Lediglich ergänzend bemerkt der Senat:

a) Die Tatsache, dass der Betroffene ein sogenannter Vielfahrer ist, wirkt sich bei der Bemessung der Geldbuße aus den gleichen Gründen nicht zu seinen Gunsten aus, aus denen dieser Umstand – worauf die Staatsanwaltschaft bei dem Rechtsbeschwerdegericht in ihrer Antragsschrift hingewiesen hat – auch bei der Frage des Absehens von der Verhängung eines Fahrverbotes keine Berücksichtigung finden könnte.

b) Zwar weist die Rechtsbeschwerde zu Recht darauf hin, dass die berufliche oder soziale Stellung eines Betroffenen bei der Bemessung der Rechtsfolgen grundsätzlich außer Betracht zu bleiben hat. Anderes könnte nur dann gelten, wenn zwischen der beruflichen oder sozialen Stellung des Betroffenen und der Tat eine innere Beziehung bestünde (vgl. KK/Mitsch OWiG 3. Aufl. § 17 Rn. 56; Göhler OWiG 15. Aufl. § 17 Rn. 19; Hentschel/König/Dauer Straßenverkehrsrecht 40. Aufl. StVG § 24 Rn. 57, jeweils m.w.N.).

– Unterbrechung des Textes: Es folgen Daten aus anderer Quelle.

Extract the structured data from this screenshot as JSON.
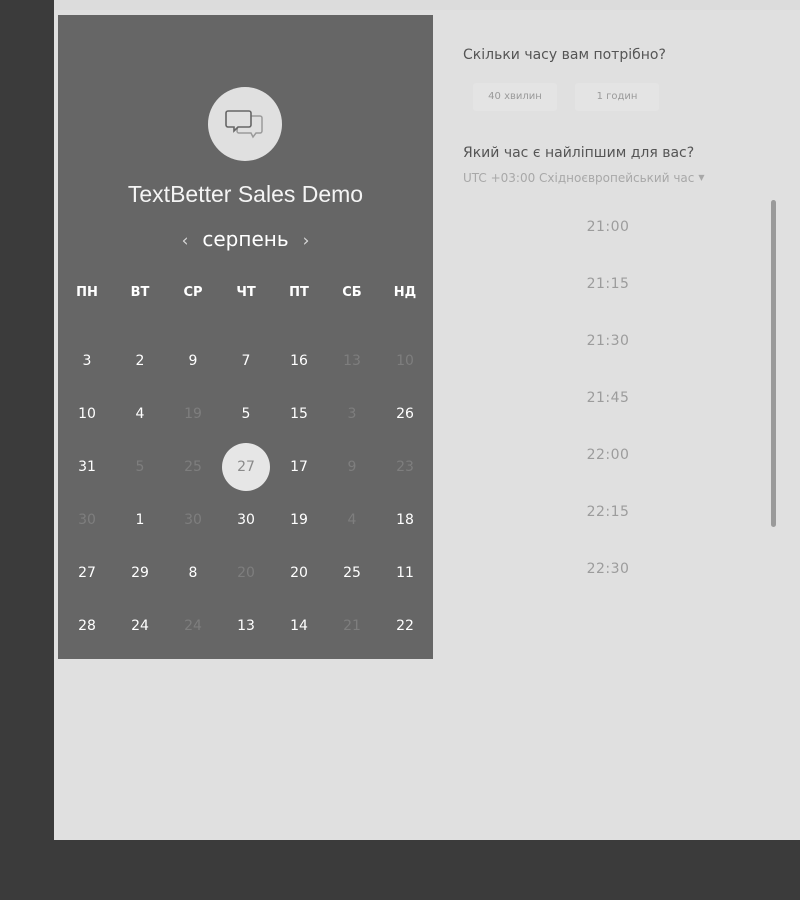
{
  "event": {
    "title": "TextBetter Sales Demo",
    "icon": "chat-bubbles-icon"
  },
  "calendar": {
    "month": "серпень",
    "prev_arrow": "‹",
    "next_arrow": "›",
    "weekdays": [
      "ПН",
      "ВТ",
      "СР",
      "ЧТ",
      "ПТ",
      "СБ",
      "НД"
    ],
    "rows": [
      [
        {
          "d": "3",
          "dim": false
        },
        {
          "d": "2",
          "dim": false
        },
        {
          "d": "9",
          "dim": false
        },
        {
          "d": "7",
          "dim": false
        },
        {
          "d": "16",
          "dim": false
        },
        {
          "d": "13",
          "dim": true
        },
        {
          "d": "10",
          "dim": true
        }
      ],
      [
        {
          "d": "10",
          "dim": false
        },
        {
          "d": "4",
          "dim": false
        },
        {
          "d": "19",
          "dim": true
        },
        {
          "d": "5",
          "dim": false
        },
        {
          "d": "15",
          "dim": false
        },
        {
          "d": "3",
          "dim": true
        },
        {
          "d": "26",
          "dim": false
        }
      ],
      [
        {
          "d": "31",
          "dim": false
        },
        {
          "d": "5",
          "dim": true
        },
        {
          "d": "25",
          "dim": true
        },
        {
          "d": "27",
          "dim": false,
          "selected": true
        },
        {
          "d": "17",
          "dim": false
        },
        {
          "d": "9",
          "dim": true
        },
        {
          "d": "23",
          "dim": true
        }
      ],
      [
        {
          "d": "30",
          "dim": true
        },
        {
          "d": "1",
          "dim": false
        },
        {
          "d": "30",
          "dim": true
        },
        {
          "d": "30",
          "dim": false
        },
        {
          "d": "19",
          "dim": false
        },
        {
          "d": "4",
          "dim": true
        },
        {
          "d": "18",
          "dim": false
        }
      ],
      [
        {
          "d": "27",
          "dim": false
        },
        {
          "d": "29",
          "dim": false
        },
        {
          "d": "8",
          "dim": false
        },
        {
          "d": "20",
          "dim": true
        },
        {
          "d": "20",
          "dim": false
        },
        {
          "d": "25",
          "dim": false
        },
        {
          "d": "11",
          "dim": false
        }
      ],
      [
        {
          "d": "28",
          "dim": false
        },
        {
          "d": "24",
          "dim": false
        },
        {
          "d": "24",
          "dim": true
        },
        {
          "d": "13",
          "dim": false
        },
        {
          "d": "14",
          "dim": false
        },
        {
          "d": "21",
          "dim": true
        },
        {
          "d": "22",
          "dim": false
        }
      ]
    ]
  },
  "duration": {
    "heading": "Скільки часу вам потрібно?",
    "options": [
      "40 хвилин",
      "1 годин"
    ]
  },
  "time": {
    "heading": "Який час є найліпшим для вас?",
    "timezone": "UTC +03:00 Східноєвропейський час",
    "slots": [
      "21:00",
      "21:15",
      "21:30",
      "21:45",
      "22:00",
      "22:15",
      "22:30"
    ]
  },
  "colors": {
    "panel": "#666666",
    "page": "#e0e0e0",
    "background": "#3b3b3b"
  }
}
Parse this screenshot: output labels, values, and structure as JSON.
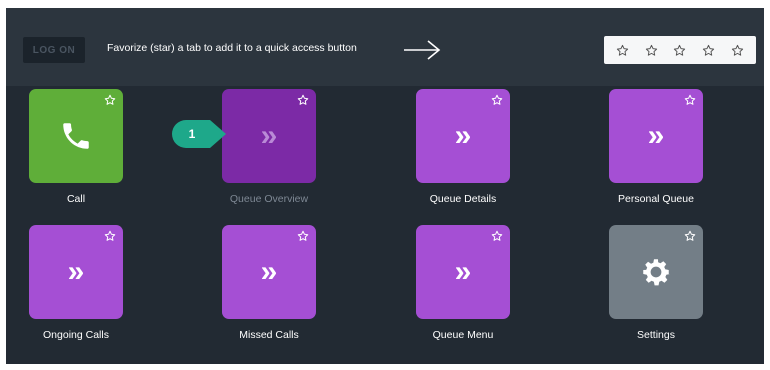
{
  "topbar": {
    "logon_label": "LOG ON",
    "hint": "Favorize (star) a tab to add it to a quick access button",
    "quick_slots": 5
  },
  "colors": {
    "background": "#222a33",
    "topbar": "#2c353e",
    "green": "#5fae39",
    "purple": "#a54fd4",
    "purple_selected": "#7c2aa6",
    "gray": "#737e87",
    "badge": "#1ea88a"
  },
  "tiles": [
    {
      "label": "Call",
      "icon": "phone-icon",
      "color": "green"
    },
    {
      "label": "Queue Overview",
      "icon": "double-chevron-icon",
      "color": "purple_selected",
      "selected": true
    },
    {
      "label": "Queue Details",
      "icon": "double-chevron-icon",
      "color": "purple"
    },
    {
      "label": "Personal Queue",
      "icon": "double-chevron-icon",
      "color": "purple"
    },
    {
      "label": "Ongoing Calls",
      "icon": "double-chevron-icon",
      "color": "purple"
    },
    {
      "label": "Missed Calls",
      "icon": "double-chevron-icon",
      "color": "purple"
    },
    {
      "label": "Queue Menu",
      "icon": "double-chevron-icon",
      "color": "purple"
    },
    {
      "label": "Settings",
      "icon": "gear-icon",
      "color": "gray"
    }
  ],
  "callout": {
    "number": "1"
  }
}
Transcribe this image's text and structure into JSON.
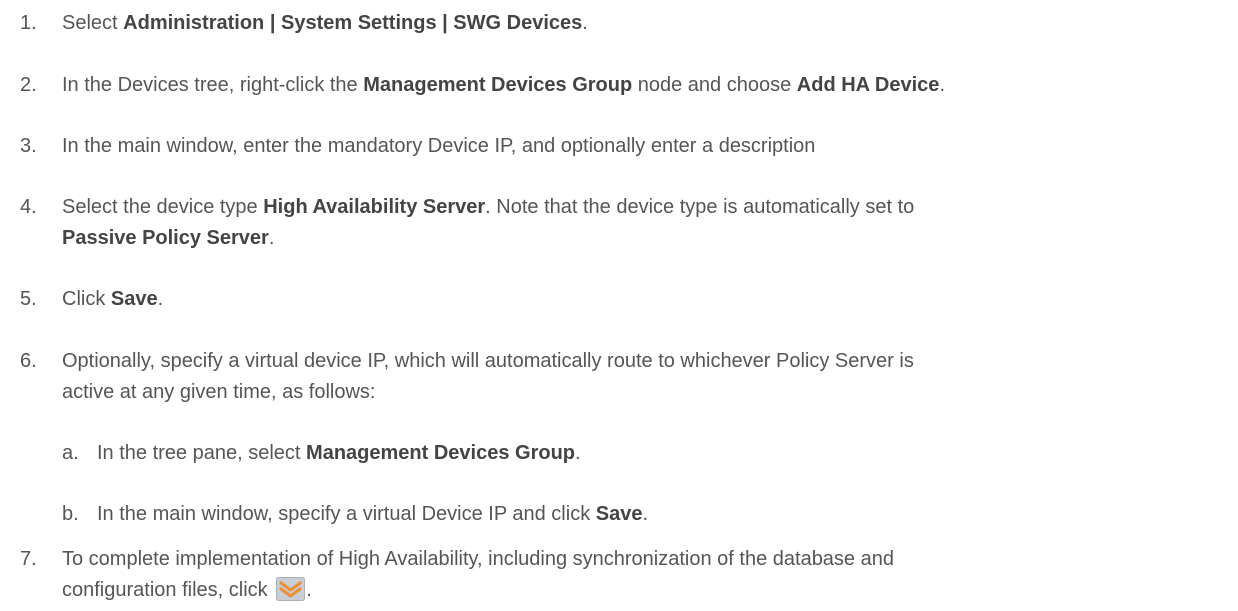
{
  "steps": [
    {
      "num": "1.",
      "parts": [
        {
          "t": "Select "
        },
        {
          "t": "Administration | System Settings | SWG Devices",
          "b": true
        },
        {
          "t": "."
        }
      ]
    },
    {
      "num": "2.",
      "parts": [
        {
          "t": "In the Devices tree, right-click the "
        },
        {
          "t": "Management Devices Group",
          "b": true
        },
        {
          "t": " node and choose "
        },
        {
          "t": "Add HA Device",
          "b": true
        },
        {
          "t": "."
        }
      ]
    },
    {
      "num": "3.",
      "parts": [
        {
          "t": "In the main window, enter the mandatory Device IP, and optionally enter a description"
        }
      ]
    },
    {
      "num": "4.",
      "line1": [
        {
          "t": "Select the device type "
        },
        {
          "t": "High Availability Server",
          "b": true
        },
        {
          "t": ". Note that the device type is automatically set to"
        }
      ],
      "line2": [
        {
          "t": "Passive Policy Server",
          "b": true
        },
        {
          "t": "."
        }
      ]
    },
    {
      "num": "5.",
      "parts": [
        {
          "t": "Click "
        },
        {
          "t": "Save",
          "b": true
        },
        {
          "t": "."
        }
      ]
    },
    {
      "num": "6.",
      "line1": [
        {
          "t": "Optionally, specify a virtual device IP, which will automatically route to whichever Policy Server is"
        }
      ],
      "line2": [
        {
          "t": "active at any given time, as follows:"
        }
      ]
    },
    {
      "num": "a.",
      "parts": [
        {
          "t": "In the tree pane, select "
        },
        {
          "t": "Management Devices Group",
          "b": true
        },
        {
          "t": "."
        }
      ]
    },
    {
      "num": "b.",
      "parts": [
        {
          "t": "In the main window, specify a virtual Device IP and click "
        },
        {
          "t": "Save",
          "b": true
        },
        {
          "t": "."
        }
      ]
    },
    {
      "num": "7.",
      "line1": [
        {
          "t": "To complete implementation of High Availability, including synchronization of the database and"
        }
      ],
      "line2": [
        {
          "t": "configuration files, click "
        },
        {
          "icon": "sync-chevron-icon"
        },
        {
          "t": "."
        }
      ]
    }
  ],
  "colors": {
    "text": "#555555",
    "bold": "#444444",
    "icon_orange": "#e8913a",
    "icon_bg": "#c9ced4"
  }
}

Zu einem derartigen inneren Zusammenhang enthält das Urteil allerdings keine hinreichenden Feststellungen.

Jedoch ist die auch vom Amtsgericht als „massiv“ bezeichnete Erhöhung der Regelgeldbuße - unabhängig von dem Status des Betroffenen als Landtagsmitglied – angesichts der Anzahl, der Bedeutung und der insbesondere zuletzt kurzen zeitlichen Abfolge der Vorbelastungen und der diesen zu Grunde liegenden Taten als jedenfalls noch angemessen sowie auch mit Rücksicht auf die wirtschaftlichen Verhältnisse des Betroffenen (§ 17 Abs. 3 OWiG) als nicht unverhältnismäßig zu beurteilen und daher im Ergebnis aus Rechtsgründen nicht zu beanstanden; dies gilt umso mehr, als das aus der Vorahndungslage ersichtliche wiederholte Fehlverhalten im Straßenverkehr auch in Ansehung der verfahrensgegenständlichen Tat die Annahme einer beharrlichen Verletzung der Pflichten eines Kraftfahrzeugführers im Sinne des § 25 Abs. 1 Satz 1 StVG zumindest nahelegt.

Es kann daher dahinstehen, ob der Tatrichter, der die Erhöhung der Regelgeldbuße von 100 Euro auf 500 Euro ausweislich der Urteilsgründe schon „vor (dem) Hintergrund“ der im Einzelnen als „maßgebliches Kriterium“ für die Erhöhung angeführten Vorbelastungen des Betroffenen für „unerlässlich“ erachtet und (erst) im Anschluss an diese Begründung der Höhe der Geldbuße auf eine "„Vorbildfunktion als Mitglied des Landtages“" hingewiesen hat, dieser „Vorbildfunktion“ des Betroffenen eine für die konkrete Höhe der Geldbuße entscheidungserhebliche Bedeutung beigemessen hat.

Die Kostenentscheidung beruht auf § 473 Abs. 1 Satz 1 StPO i.V.m. § 46 Abs. 1 OWiG. Gemäß §§ 79 Abs. 5 Satz 1, 80 a Abs. 1 OWiG entscheidet der Einzelrichter durch Beschluss.